Further, Bloomberg and the organizations that are to benefit from his billions continue to cherry pick data from youth surveys to stoke alarmism among policymakers, while ignoring key data that could help policymakers address youth use.

For example, the 2021 NYTS asked U.S. youth the reasons why they had tried and/or were using e-cigarettes. Among students that were current users, nearly half (43.4 percent) cited use because they were feeling “anxious, stressed, and/or depressed,” compared to only 13.2 percent who cited that they had used them because they were available in flavors. Even among students who had reported ever trying e-cigarettes, nearly two-thirds (57.8 percent) had tried them because a friend had, compared to only 13.5 percent who reported trying e-cigarettes because they came in flavors.

Interestingly, since 2019, Bloomberg has given more than $10 million to the Centers for Disease Control and Prevention (CDC) to help strengthen and improve existing youth surveys, like the NYTS, but as well as the Youth Risk Behavior Survey (YRBS). The biannual YRBS provides policymakers with state-specific data on a wide variety of behaviors, from mental health to substance use, including alcohol, tobacco, and drug use. 

Despite an influx in funding, the CDC continues to delay the publication of all 50 state results. Yet, several states have had their 2021 data publications available to the public for several months now.

This delay in youth vaping figures is troublesome, as lawmakers are now relying on outdated data from 2019 when youth vaping peaked in the U.S. However, an even more troubling trend is growing mental health issues, including anxiety and depression. Given that youth have previously reported using e-cigarettes to self-medicate, it is interesting that they have reduced their use of vaping products while reporting greater instances of mental health troubles, suggesting young people are less likely to be drawn to vaping for any reason.

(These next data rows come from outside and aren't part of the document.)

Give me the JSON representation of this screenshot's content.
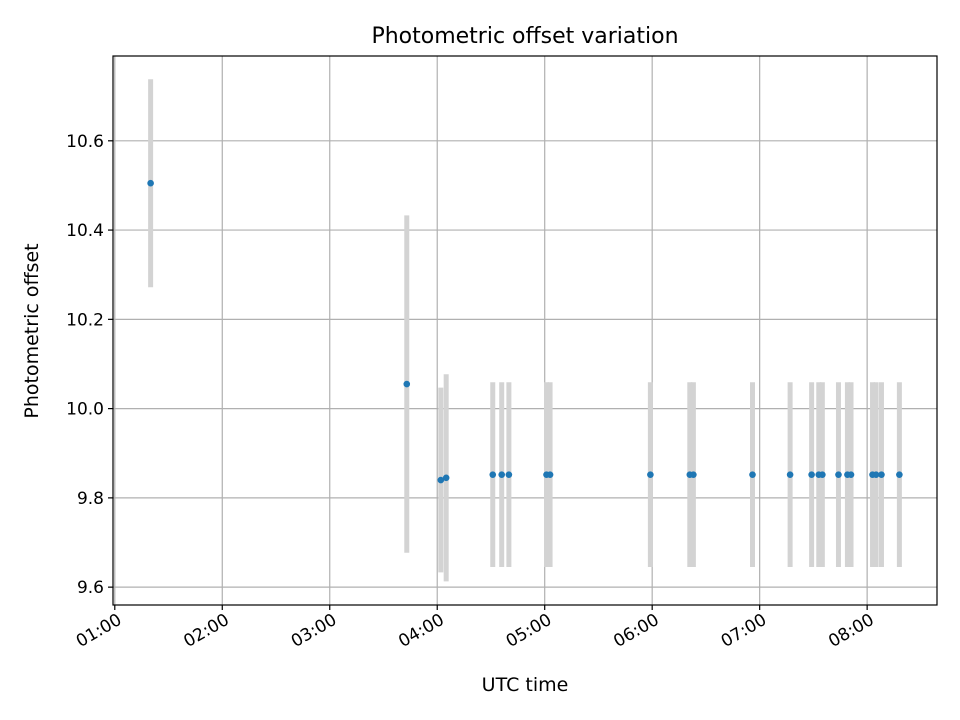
{
  "chart_data": {
    "type": "scatter",
    "title": "Photometric offset variation",
    "xlabel": "UTC time",
    "ylabel": "Photometric offset",
    "grid": true,
    "x_ticks": [
      "01:00",
      "02:00",
      "03:00",
      "04:00",
      "05:00",
      "06:00",
      "07:00",
      "08:00"
    ],
    "y_ticks": [
      "9.6",
      "9.8",
      "10.0",
      "10.2",
      "10.4",
      "10.6"
    ],
    "xlim": [
      "00:59",
      "08:39"
    ],
    "ylim": [
      9.56,
      10.79
    ],
    "colors": {
      "points": "#1f77b4",
      "errorbars": "#d3d3d3",
      "grid": "#b0b0b0"
    },
    "series": [
      {
        "x": [
          "01:20",
          "03:43",
          "04:02",
          "04:05",
          "04:31",
          "04:36",
          "04:40",
          "05:01",
          "05:03",
          "05:59",
          "06:21",
          "06:23",
          "06:56",
          "07:17",
          "07:29",
          "07:33",
          "07:35",
          "07:44",
          "07:49",
          "07:51",
          "08:03",
          "08:05",
          "08:08",
          "08:18"
        ],
        "y": [
          10.505,
          10.055,
          9.84,
          9.845,
          9.852,
          9.852,
          9.852,
          9.852,
          9.852,
          9.852,
          9.852,
          9.852,
          9.852,
          9.852,
          9.852,
          9.852,
          9.852,
          9.852,
          9.852,
          9.852,
          9.852,
          9.852,
          9.852,
          9.852
        ],
        "error": [
          0.233,
          0.378,
          0.207,
          0.232,
          0.207,
          0.207,
          0.207,
          0.207,
          0.207,
          0.207,
          0.207,
          0.207,
          0.207,
          0.207,
          0.207,
          0.207,
          0.207,
          0.207,
          0.207,
          0.207,
          0.207,
          0.207,
          0.207,
          0.207
        ]
      }
    ]
  }
}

There are also the alarming and real effects of Bloomberg-backed statewide flavor bans: they correlate with increases in young adult combustible cigarette use.

According to the CDC’s annual adult surveillance survey, between 2020 and 2021, smoking rates among young adults aged 18 to 24 years old decreased on average by nearly 20 percent among all states (minus Florida).

In three out of four states with active statewide flavored e-cigarette bans, young adult smoking rates increased. In Massachusetts, young adult smoking rates increased by 8.8 percent, in New York rates increased by 12.7 percent, and in Rhode Island, the number of 18 to 24 years olds smoking increased by 5.7 percent between 2020 and 2021. Only New Jersey saw a 6.8 percent reduction in its smoking rates between 2020 and 2021 – far lower than the national average rate of decline.

Moreover, these bans have fleeced the state budgets while not reducing smoking rates. Massachusetts’ menthol cigarette ban led to a 22.3 percent reduction in state cigarette excise taxes, while smoking rates among all adults decreased by only 4.5 percent between 2020 and 2021. Meanwhile, neighboring New Hampshire saw an 11.5 percent reduction in adult smoking rates between 2020 and 2021, yet cigarette excise tax revenues increased by 14.4 percent during the same period.

Policymakers must be wary of Bloomberg’s billions. The introduction of e-cigarettes and other alternatives to smoking have accelerated a decline in traditional youth tobacco use. Bloomberg-backed policies, however, have led to increases in such use.

Lindsey Stroud is Director of the Taxpayers Protection Alliance’s Consumer Center.